The infection was spreading quickly and my Mother and my (then) partner were there to say their goodbyes. The doctor was brutally honest that a significant number of people do not make it out of surgery with this type of infection. I was brought into surgery and the last thing I remember is thinking how futuristic the surgical lights looked and then I thought I was on a spaceship and then… out.
Over the next two weeks there are some flashes of memory. I remember some of my friends coming to visit. I remember telling my sister about the new Star Wars movie. My first real memory comes from two weeks after that day. I woke to find that the infection had spread and consumed my scrotum. My testicles had been implanted into my thighs and several skin grafts had been done to help me begin to heal. I had been fitted with a colostomy as the entire area from below my anus to around my genitals had to be removed. Luckily, my penis was saved.
I spent the next few week learning how to walk again, how to dress myself and how to bandage and dress my wounds.

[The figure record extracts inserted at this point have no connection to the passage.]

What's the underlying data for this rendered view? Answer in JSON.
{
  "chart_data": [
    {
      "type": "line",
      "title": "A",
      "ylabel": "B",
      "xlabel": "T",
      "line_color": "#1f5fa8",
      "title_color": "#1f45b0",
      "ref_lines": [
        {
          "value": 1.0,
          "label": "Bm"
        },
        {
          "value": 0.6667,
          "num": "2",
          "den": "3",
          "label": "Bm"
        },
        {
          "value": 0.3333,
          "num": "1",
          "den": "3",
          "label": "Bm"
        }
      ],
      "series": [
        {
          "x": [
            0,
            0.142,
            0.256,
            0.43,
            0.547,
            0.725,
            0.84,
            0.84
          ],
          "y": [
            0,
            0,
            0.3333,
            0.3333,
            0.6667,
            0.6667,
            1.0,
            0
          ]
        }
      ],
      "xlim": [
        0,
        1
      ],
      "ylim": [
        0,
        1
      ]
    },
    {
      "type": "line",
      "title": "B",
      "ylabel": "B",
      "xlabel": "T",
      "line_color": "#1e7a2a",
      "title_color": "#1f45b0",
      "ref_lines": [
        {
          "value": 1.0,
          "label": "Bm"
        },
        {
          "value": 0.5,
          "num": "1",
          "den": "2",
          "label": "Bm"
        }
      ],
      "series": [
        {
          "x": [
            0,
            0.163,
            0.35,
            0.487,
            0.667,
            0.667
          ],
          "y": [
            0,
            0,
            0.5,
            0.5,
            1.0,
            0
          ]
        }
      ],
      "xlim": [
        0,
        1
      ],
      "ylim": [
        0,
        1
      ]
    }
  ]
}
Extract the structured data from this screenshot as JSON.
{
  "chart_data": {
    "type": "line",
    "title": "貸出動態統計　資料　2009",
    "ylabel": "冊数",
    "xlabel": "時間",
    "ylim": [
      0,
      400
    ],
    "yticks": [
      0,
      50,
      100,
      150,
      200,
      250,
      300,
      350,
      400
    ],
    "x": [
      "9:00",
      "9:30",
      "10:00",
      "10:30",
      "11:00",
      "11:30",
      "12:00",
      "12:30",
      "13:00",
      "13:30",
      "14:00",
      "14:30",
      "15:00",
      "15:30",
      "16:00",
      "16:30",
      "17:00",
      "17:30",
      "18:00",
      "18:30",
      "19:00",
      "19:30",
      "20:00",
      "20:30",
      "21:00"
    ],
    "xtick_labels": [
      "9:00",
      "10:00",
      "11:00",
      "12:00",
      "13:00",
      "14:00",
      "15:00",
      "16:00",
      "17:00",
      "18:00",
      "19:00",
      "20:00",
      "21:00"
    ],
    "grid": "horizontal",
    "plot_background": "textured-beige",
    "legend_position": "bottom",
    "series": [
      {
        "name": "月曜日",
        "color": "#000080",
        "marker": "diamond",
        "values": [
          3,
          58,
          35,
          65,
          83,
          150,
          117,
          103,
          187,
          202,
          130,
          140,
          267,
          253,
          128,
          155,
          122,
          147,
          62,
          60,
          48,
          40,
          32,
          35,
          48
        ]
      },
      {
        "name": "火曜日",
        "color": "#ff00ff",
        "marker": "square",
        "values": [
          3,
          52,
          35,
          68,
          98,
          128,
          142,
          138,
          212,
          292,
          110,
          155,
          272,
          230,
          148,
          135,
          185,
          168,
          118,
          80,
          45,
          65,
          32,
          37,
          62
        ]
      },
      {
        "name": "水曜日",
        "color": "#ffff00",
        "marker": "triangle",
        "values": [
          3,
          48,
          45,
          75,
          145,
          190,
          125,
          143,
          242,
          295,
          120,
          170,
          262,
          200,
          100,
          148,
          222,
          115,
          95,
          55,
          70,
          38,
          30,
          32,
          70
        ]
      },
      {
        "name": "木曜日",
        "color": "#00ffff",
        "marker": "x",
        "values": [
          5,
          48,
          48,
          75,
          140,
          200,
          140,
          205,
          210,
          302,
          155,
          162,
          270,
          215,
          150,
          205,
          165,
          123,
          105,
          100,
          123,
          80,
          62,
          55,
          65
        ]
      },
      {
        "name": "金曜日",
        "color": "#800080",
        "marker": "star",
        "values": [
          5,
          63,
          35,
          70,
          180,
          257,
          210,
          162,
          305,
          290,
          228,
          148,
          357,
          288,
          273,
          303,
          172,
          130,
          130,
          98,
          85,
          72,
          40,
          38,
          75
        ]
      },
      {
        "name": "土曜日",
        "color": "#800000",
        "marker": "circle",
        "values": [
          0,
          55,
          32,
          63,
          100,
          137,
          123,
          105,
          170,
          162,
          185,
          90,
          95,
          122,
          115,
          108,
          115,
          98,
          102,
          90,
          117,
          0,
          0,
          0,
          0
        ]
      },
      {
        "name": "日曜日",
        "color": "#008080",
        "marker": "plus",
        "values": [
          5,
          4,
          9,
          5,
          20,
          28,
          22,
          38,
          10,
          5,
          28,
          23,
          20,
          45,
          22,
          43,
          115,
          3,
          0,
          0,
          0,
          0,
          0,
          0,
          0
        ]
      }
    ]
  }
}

After a few months the colostomy was reversed but a scar still remains. There are still so many scars that remain
I’m still dealing with the ramifications of such a major change to my body. I scroll through twitter and see people being proud of their bodies and I’m so happy for them, but I can’t help but think I have this horrible secret, a deformity that I am ashamed of. I survived the surgery, the hospital stay, and the pain that comes still when I bend a way I used to.
There have been the inevitable gender questions, the ideas that without a part of my genitals, am I a “real man”? I can’t help but feel like something deformed and ugly when I see my scars.
I’m not writing this to garner sympathy or pity. I’m writing this so I’ll have your understanding. So you’ll understand why I don’t have a lot of nudes or why I’m anxious about letting another person see my naked body. Because it looks different now. I’m different now.
I am writing this because I want people who suffer from this kind of body dysmorphia to know that you’re not alone. I’m writing this because I need to start the work of being ok with my body and not feeling like a freak. I don’t have any of the answers, but I hope you’ll come a long on this journey with me.